There’s nothing quite like watching koi to bring peace to your day: https://www.pinterest.com/pin/701998660650161590/

The sound of running water is luxuriously soothing, and the vibrant color of koi brightens everything. The above image may have been at the side of a house, but in my mind, it could be a hidden corner that only I can access.

A beautiful path, lined with flowers, that gives the feeling of being tucked away in an elegant and exclusive setting. https://www.pinterest.com/pin/701998660650067012/

Not all spaces have to be confined, as this vine-covered path above illustrates. It provides room to wander and breathe deeply while still feeling secluded.

This could be the magical entrance to your fantasy space: https://www.pinterest.com/pin/701998660650254229/

Your calm space can be made up of different images that show different elements of it. Each space needs a portal through which you enter, so why not make it magical?

It might be enough to have a safe area from which you can look out onto the world, but still feel secure in a colorful, fragrant setting: https://www.pinterest.com/pin/701998660650066950/

Once I had gathered a variety of images that evoked the feeling of grounding and peace that I sought, it was time to name it: one word (or phrase) that enables me to conjure up my calm space. I settled on Halcyon, but realized later that it didn’t give me what I needed (I’m picky about words and their meanings). Then I came up with Elysium, as it suggested an other-worldly place in the heavens.

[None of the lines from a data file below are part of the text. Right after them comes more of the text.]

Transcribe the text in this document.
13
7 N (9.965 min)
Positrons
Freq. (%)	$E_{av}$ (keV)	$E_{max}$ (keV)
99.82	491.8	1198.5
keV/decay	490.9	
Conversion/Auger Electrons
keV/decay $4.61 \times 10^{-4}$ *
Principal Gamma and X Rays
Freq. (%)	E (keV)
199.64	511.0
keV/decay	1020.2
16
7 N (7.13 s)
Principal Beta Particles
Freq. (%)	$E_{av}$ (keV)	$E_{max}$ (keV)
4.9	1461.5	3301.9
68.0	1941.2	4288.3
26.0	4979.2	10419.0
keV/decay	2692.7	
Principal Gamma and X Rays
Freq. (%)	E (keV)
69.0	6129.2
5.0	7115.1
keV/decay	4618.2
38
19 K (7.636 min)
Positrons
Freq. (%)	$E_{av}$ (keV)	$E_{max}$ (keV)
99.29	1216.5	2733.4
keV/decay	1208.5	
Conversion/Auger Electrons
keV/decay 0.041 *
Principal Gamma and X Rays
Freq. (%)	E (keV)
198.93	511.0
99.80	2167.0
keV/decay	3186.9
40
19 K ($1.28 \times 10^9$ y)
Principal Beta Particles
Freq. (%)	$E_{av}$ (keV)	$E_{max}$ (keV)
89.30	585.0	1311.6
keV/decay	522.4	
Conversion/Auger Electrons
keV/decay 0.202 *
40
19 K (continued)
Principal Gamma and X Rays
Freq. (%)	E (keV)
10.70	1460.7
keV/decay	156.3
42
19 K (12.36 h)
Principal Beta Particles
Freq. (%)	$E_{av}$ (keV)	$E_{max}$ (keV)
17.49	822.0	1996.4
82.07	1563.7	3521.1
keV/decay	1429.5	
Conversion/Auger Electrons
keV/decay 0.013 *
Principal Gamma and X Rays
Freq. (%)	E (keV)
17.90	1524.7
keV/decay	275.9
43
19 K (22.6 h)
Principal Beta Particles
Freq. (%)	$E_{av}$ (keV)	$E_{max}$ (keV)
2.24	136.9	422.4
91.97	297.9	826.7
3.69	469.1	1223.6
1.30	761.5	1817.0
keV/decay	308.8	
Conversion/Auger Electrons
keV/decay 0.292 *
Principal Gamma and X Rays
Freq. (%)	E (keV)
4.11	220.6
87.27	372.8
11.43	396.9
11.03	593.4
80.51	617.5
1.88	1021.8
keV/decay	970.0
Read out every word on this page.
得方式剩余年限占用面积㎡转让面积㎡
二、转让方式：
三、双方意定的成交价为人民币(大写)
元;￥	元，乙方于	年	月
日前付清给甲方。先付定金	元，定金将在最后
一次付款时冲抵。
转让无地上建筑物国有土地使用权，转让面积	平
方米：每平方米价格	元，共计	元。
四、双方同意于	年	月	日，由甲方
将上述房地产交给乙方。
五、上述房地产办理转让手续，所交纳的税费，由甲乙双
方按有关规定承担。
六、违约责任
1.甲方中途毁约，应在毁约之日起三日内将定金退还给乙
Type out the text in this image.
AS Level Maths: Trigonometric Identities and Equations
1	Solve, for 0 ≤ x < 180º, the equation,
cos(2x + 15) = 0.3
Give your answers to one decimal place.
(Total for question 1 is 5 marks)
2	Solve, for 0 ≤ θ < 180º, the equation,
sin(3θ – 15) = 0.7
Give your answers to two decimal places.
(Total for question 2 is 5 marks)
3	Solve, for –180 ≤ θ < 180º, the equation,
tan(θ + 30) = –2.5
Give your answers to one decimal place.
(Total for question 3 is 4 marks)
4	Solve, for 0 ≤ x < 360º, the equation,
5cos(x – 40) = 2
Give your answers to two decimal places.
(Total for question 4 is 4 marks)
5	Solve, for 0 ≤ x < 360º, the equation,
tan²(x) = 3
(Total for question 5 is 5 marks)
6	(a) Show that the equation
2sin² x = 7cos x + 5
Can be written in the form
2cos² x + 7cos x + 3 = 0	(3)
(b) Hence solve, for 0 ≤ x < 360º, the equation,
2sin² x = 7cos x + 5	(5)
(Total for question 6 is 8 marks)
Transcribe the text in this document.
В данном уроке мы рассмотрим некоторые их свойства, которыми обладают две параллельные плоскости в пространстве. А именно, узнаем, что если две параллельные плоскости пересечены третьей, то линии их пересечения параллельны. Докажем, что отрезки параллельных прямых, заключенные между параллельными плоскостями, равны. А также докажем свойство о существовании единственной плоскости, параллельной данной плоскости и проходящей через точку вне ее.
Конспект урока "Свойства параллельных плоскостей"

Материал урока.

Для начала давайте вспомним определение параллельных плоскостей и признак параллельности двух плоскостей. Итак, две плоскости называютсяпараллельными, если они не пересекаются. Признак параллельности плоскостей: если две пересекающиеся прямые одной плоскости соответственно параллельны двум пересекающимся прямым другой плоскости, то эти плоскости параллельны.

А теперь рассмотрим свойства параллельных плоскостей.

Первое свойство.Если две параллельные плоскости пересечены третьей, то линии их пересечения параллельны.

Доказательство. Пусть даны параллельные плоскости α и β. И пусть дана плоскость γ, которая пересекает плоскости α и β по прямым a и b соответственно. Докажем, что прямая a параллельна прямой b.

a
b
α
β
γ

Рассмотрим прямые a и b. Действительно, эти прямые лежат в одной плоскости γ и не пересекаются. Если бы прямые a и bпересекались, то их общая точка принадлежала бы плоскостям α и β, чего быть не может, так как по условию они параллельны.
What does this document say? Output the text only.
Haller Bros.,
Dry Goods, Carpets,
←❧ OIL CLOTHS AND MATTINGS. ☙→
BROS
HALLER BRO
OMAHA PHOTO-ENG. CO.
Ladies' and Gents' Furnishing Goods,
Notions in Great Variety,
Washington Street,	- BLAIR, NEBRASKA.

I thought that name fit perfectly. Except that as we continued in the preparation phase for EMDR, I had a hard time maintaining focus on one particular image. I had chosen so many! So I thought about what I really needed.

It was breathing space. A place to pause when things come at me too quickly. Ironically, after pinning so many glorious images on Pinterest, I returned to a photo that has served as the background for my two monitors at work. When I arrive in the morning and log in, this image grounds me and I find myself taking a very deep breath, like a sigh:

THIS is my sanctuary.

This image speaks to me. It combines nature with a sense of spaciousness, yet feels secluded enough to impart a feeling of security. And my name for it? Sanctuary. So simple and to the point, and yet encompassing so many different emotions and meanings for me.

The next step has been feeling into the sensations that this calm space evokes. What does that feel like in my body? And then holding onto that feeling, saying the name, imagining the setting. You can “charge” the image with meaning in this way ( à la Pavlov).

The associations that are formed in the process create a sense of calm that I can draw upon to center and ground myself during periods of high stress. It’s not a pill to end all woes, but it can be a powerful tool for dropping yourself down into a more peaceful state. I encourage you to give it a try.